El docto Cartagena, de la Orden de San Francisco, y otros varios autores refieren que el año 1482, cuando el venerable Padre Diego Sprenger y sus religiosos trabajaban con gran celo para restablecer la devoción y la Cofradía del Santo Rosario en la ciudad de Colonia, dos famosos predicadores, envidiosos de los grandes frutos que los primeros obtenían con esta práctica, trataron de desacreditarla en sus sermones, y como tenían talento y predicamento grandes, disuadieron a muchas personas de inscribirse. 

Uno de estos predicadores, para mejor conseguir su pernicioso intento, preparó expresamente un sermón en domingo. Llegó la hora y el predicador no aparecía: se le esperó, se le buscó y al fin se le encontró muerto, sin haber sido auxiliado por nadie. Persuadido el otro predicador de que este accidente era natural, resolvió suplirle para abolir la Cofradía del Rosario. El día y hora del sermón llegaron, y Dios castigó al predicador con una parálisis que le quitó el movimiento y la palabra. 
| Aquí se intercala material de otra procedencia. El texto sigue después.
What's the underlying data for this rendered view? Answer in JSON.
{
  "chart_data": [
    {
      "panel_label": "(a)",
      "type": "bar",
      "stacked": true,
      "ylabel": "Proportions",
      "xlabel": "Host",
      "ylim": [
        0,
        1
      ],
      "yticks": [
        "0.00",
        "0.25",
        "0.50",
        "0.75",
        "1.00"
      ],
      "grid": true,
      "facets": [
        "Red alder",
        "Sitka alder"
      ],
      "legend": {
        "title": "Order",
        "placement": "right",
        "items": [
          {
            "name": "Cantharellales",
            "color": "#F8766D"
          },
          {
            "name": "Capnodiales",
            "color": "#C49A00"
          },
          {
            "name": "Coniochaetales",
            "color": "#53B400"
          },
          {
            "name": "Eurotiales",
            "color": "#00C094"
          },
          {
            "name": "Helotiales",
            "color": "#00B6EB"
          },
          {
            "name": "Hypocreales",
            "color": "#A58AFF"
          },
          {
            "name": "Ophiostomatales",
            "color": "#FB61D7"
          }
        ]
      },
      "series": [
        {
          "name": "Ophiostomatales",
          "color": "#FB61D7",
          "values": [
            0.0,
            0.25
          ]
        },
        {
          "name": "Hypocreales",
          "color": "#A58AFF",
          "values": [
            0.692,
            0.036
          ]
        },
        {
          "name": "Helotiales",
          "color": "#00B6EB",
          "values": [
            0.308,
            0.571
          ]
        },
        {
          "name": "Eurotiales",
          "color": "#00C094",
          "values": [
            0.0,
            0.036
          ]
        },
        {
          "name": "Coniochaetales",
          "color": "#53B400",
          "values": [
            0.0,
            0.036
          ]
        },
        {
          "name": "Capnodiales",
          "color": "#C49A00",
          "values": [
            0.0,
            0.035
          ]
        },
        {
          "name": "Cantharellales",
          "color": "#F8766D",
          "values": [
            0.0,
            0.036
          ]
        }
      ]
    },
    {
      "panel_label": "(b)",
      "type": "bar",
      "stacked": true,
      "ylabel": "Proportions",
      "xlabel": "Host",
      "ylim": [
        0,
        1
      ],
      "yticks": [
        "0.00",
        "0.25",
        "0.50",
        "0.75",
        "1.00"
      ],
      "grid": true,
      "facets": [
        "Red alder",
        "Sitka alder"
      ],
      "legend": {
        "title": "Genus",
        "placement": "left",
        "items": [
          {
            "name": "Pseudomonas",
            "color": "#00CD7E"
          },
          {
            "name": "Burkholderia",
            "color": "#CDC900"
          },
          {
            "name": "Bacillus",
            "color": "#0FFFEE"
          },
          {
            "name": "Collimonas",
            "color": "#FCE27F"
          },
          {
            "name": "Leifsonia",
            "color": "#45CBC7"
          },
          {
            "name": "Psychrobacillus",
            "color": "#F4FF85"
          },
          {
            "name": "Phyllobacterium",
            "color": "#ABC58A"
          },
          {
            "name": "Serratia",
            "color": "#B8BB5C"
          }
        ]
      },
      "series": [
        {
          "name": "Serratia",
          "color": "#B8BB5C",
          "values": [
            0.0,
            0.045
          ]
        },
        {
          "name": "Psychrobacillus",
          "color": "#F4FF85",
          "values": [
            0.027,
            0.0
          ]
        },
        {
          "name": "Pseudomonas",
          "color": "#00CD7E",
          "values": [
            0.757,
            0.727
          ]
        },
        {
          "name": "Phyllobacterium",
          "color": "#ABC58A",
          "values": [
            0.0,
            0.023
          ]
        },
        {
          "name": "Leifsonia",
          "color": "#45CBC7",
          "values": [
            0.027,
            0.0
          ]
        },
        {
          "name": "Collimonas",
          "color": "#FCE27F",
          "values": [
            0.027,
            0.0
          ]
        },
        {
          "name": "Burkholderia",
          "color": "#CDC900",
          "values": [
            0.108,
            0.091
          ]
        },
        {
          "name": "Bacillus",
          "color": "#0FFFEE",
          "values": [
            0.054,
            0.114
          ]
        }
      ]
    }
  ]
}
Entonces reconoció su falta y la de su compañero, recurrió con el corazón a la Santísima Virgen, prometiéndole predicar por todas partes el Rosario con tanto brío como lo había combatido y rogándole que le devolviese para esto la salud y la palabra. Lo alcanzó de la Santísima Virgen, y, encontrándose súbitamente curado, se levantó como otro Saulo, cambiado de perseguidor en defensor del Santo Rosario. Hizo pública reparación de su falta y predicó con mucho celo y elocuencia las excelencias del Santo Rosario. 

San Luis María Grignion de Montfort, 
El secreto admirable del Santo Rosario, N° 32.